The controversial tax, introduced as part of revenue mobilisation efforts, had been widely criticised for discouraging financial inclusion and imposing an unnecessary burden on taxpayers.
According to Prof. Bokpin, the policy failed on multiple fronts, including compliance costs, inconvenience, and economic logic.
“If you look at the last two and a half years of the NPP administration, almost every six months, you have to reconfigure your system to be tax compliant. The compliance costs incurred by banks, financial institutions, and manufacturing companies—just to be compliant—are huge,” he explained.

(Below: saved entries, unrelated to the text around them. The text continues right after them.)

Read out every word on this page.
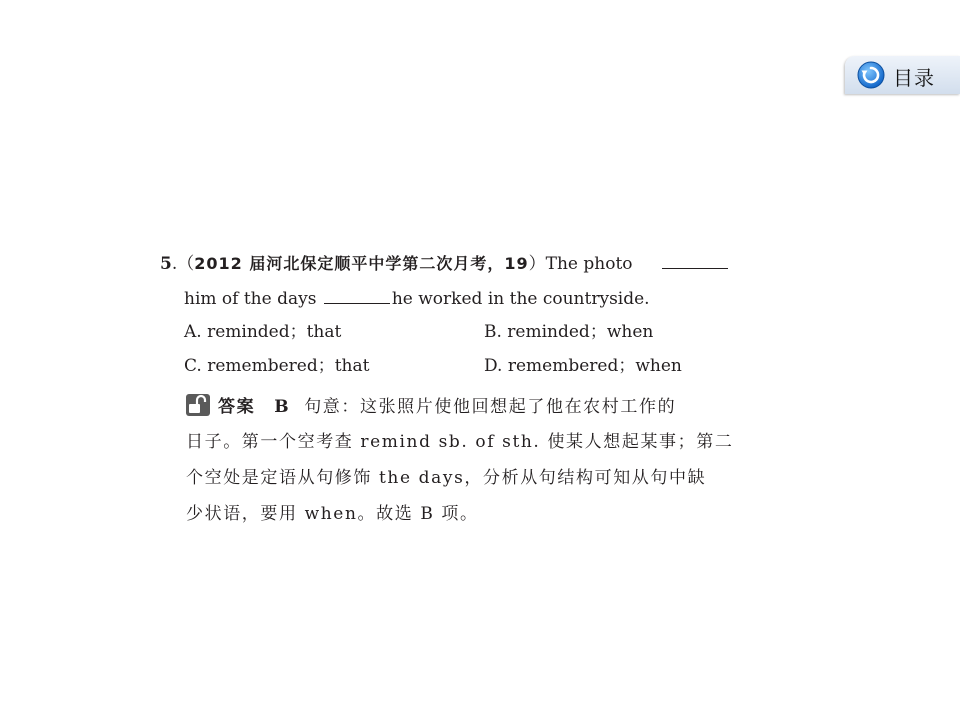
目录
5.（2012 届河北保定顺平中学第二次月考，19）The photo
him of the days	he worked in the countryside.
A. reminded；that	B. reminded；when
C. remembered；that	D. remembered；when
答案 B 句意：这张照片使他回想起了他在农村工作的
日子。第一个空考查 remind sb. of sth. 使某人想起某事；第二
个空处是定语从句修饰 the days，分析从句结构可知从句中缺
少状语，要用 when。故选 B 项。
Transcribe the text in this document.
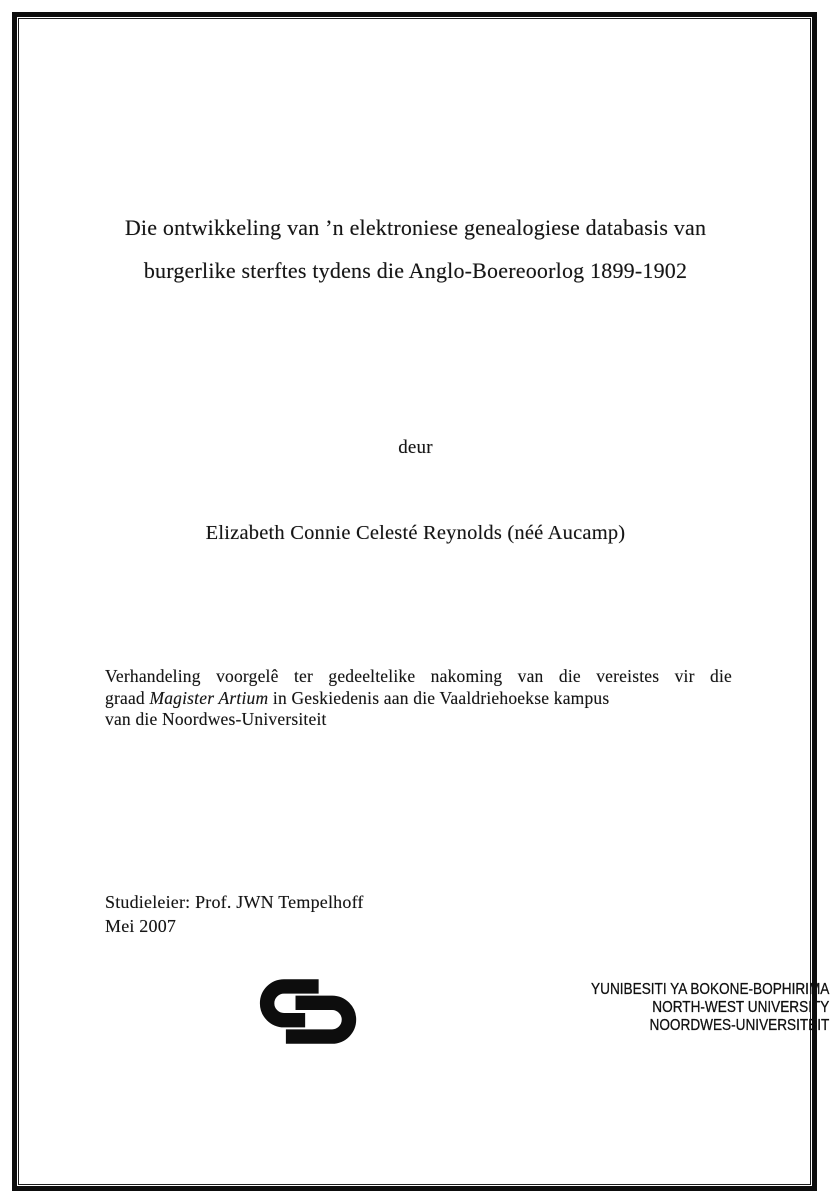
Die ontwikkeling van ’n elektroniese genealogiese databasis van
burgerlike sterftes tydens die Anglo-Boereoorlog 1899-1902
deur
Elizabeth Connie Celesté Reynolds (néé Aucamp)
Verhandeling voorgelê ter gedeeltelike nakoming van die vereistes vir die
graad Magister Artium in Geskiedenis aan die Vaaldriehoekse kampus
van die Noordwes-Universiteit
Studieleier: Prof. JWN Tempelhoff
Mei 2007
YUNIBESITI YA BOKONE-BOPHIRIMA
NORTH-WEST UNIVERSITY
NOORDWES-UNIVERSITEIT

He argued that the policy had not been subjected to the necessary scrutiny before implementation.
“Even at the Ministry of Finance, the tax policy unit, I’m not sure this one was really subjected to critical analysis, sensitivity analysis, and all of that. So if it’s more emotionally driven, and the results are quite clear, then it tells you it was poorly designed.”
Prof. Bokpin lamented the economic irrationality of taxing transactions that are already within the tax net.
“You send money to your wife after having paid your taxes, and you have to pay a lot of tax on it again. I don’t want to say it’s evil, but it was backward,” he remarked.
He expressed optimism that the removal of the tax would revitalise digital financial transactions and enhance financial inclusion.
“I think the good news is that we will see MoMo uptake again. It’s a very direct way of formalizing the informal system and promoting financial inclusion,” he noted.
For Prof. Bokpin, taxing mobile money transactions was an ill-conceived move that contradicted economic principles.
“If you look at that channel and the role financial inclusion plays in promoting consumption and economic growth, you will not situate a tax along that path,” he argued.
He maintained that the tax’s failure was evident from the disparity between projected and actual revenue.
“If you see the actual versus the expected revenue, it tells you that this was not a policy that clearly went through the filtering process,” he said.
With the government reversing course, Prof. Bokpin believes this is an opportunity for better tax policy formulation.
“I have a different view on taxation, and I think we can do it right. But this particular tax? The numbers have shown—it did not work.”